M. J. Kelly

The Challenge of Servant Leadership
Margaret John Kelly, DC (Vincentian Center for Church and Society) wrote on June 27, 2011:

Having served in leadership in the management of Catholic institutions (educational and health care) and in governance of many Catholic organizations over several decades, I have always spoken of (and tried to live with varying degrees of success) the servant-leadership approach as integral to our Gospel mission and Catholic identity. That type of leadership at the top seems to me to be a distinguishing characteristic of Christian faith-based organizations. Even though the goal is never fully achieved, the effort has the potential to advance organizational climate and even productivity.
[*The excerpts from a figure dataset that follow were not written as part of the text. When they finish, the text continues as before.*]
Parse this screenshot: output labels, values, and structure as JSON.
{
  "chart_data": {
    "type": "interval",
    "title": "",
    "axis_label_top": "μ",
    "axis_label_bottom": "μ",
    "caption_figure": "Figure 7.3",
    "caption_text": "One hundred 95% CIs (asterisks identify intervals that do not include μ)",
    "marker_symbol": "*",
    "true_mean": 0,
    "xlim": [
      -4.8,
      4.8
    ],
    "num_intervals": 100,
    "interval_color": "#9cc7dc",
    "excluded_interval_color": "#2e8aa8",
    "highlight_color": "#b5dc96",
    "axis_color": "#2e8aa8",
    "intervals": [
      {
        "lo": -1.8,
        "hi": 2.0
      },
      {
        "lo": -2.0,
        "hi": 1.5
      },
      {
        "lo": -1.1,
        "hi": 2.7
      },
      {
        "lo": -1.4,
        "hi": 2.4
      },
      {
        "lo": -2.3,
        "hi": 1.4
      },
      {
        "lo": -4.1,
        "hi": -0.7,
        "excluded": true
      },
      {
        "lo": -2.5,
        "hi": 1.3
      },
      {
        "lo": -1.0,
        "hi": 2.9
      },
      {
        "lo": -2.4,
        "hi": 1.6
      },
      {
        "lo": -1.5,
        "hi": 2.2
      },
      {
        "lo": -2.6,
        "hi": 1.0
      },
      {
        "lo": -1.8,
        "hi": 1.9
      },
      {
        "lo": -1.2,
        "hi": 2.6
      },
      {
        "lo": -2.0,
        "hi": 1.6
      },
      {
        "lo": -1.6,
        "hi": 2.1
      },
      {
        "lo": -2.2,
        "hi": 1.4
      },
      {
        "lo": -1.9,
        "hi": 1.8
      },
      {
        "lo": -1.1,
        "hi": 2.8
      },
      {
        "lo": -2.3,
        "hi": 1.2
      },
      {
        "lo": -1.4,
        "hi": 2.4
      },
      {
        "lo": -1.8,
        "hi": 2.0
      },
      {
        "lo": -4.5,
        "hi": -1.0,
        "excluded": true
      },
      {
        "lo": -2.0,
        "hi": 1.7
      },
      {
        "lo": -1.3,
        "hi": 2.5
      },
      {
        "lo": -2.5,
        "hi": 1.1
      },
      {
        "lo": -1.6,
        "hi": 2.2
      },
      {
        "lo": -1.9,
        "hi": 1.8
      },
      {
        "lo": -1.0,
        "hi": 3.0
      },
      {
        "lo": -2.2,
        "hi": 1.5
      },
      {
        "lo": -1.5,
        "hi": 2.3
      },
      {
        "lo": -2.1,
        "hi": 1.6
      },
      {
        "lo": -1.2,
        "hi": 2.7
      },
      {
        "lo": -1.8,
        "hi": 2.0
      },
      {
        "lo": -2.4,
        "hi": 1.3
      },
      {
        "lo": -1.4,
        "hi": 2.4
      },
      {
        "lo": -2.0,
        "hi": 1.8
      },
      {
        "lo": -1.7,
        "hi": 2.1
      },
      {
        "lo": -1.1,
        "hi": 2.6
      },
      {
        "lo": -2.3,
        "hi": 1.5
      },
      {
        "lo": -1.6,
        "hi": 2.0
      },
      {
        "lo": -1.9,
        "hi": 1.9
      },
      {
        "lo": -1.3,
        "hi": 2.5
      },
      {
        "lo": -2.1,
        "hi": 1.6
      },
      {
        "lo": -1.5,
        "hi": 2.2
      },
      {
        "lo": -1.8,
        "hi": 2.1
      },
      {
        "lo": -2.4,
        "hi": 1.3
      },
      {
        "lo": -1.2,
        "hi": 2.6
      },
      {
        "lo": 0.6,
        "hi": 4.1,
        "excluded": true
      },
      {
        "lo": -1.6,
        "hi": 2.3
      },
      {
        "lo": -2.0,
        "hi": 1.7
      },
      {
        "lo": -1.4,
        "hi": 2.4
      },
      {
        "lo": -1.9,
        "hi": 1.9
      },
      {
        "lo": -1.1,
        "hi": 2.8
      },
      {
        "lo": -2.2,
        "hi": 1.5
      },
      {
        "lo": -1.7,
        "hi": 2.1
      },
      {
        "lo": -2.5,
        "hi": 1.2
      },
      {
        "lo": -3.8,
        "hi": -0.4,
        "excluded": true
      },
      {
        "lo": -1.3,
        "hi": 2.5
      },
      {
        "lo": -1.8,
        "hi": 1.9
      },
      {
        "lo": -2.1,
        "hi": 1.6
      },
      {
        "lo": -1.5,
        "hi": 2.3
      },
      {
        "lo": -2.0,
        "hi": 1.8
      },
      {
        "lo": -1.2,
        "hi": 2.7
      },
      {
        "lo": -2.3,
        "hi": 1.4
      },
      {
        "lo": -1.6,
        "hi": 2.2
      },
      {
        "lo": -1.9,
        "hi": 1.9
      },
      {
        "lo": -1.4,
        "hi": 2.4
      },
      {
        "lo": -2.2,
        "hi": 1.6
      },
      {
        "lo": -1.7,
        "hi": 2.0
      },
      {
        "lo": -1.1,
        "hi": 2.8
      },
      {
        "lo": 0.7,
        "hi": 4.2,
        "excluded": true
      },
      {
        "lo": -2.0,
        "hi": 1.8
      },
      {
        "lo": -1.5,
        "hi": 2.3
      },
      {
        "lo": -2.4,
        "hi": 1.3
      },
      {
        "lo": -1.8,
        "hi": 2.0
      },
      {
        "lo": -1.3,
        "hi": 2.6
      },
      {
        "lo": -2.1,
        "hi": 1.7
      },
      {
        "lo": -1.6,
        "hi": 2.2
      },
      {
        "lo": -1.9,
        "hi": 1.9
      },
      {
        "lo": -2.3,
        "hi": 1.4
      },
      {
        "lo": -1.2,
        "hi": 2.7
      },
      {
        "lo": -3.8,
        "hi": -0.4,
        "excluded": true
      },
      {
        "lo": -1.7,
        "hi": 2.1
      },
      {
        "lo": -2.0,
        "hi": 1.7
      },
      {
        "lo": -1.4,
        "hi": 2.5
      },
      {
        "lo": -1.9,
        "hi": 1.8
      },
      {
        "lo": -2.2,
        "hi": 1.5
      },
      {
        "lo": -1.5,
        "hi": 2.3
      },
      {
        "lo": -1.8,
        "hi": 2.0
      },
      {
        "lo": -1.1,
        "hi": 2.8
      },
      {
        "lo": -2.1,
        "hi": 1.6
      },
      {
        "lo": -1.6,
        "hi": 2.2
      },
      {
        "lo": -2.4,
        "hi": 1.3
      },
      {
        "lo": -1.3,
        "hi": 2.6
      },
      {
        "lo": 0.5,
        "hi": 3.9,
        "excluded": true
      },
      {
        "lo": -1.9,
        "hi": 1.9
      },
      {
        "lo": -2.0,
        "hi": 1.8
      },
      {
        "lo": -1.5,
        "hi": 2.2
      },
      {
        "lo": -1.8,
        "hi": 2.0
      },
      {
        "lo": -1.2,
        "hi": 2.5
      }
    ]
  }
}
On the down side, to profess a commitment to servant leadership carries a very serious challenge, but so does Gospel-living which fortunately provides for forgiveness and redemption. It also seems that in our current environment, the language of “servant” is not easy for some to internalize as a value. For some it may connote too much mildness if not weakness, and for others it may demand too much detachment and imagination. It also requires as well a generous share of prudence and patience, not the most easily acquired or practiced virtues in this fast-paced world..

But still, because of the universality of the Gospel message, I think the servant leader approach provides for adaptation to particular needs or provides the repertoire advantage you mentioned in your critique of my chapter on “Leadership” in the Concise Guide to Catholic Church Management. Indeed in our interactions, we need to individualize according to the needs of others.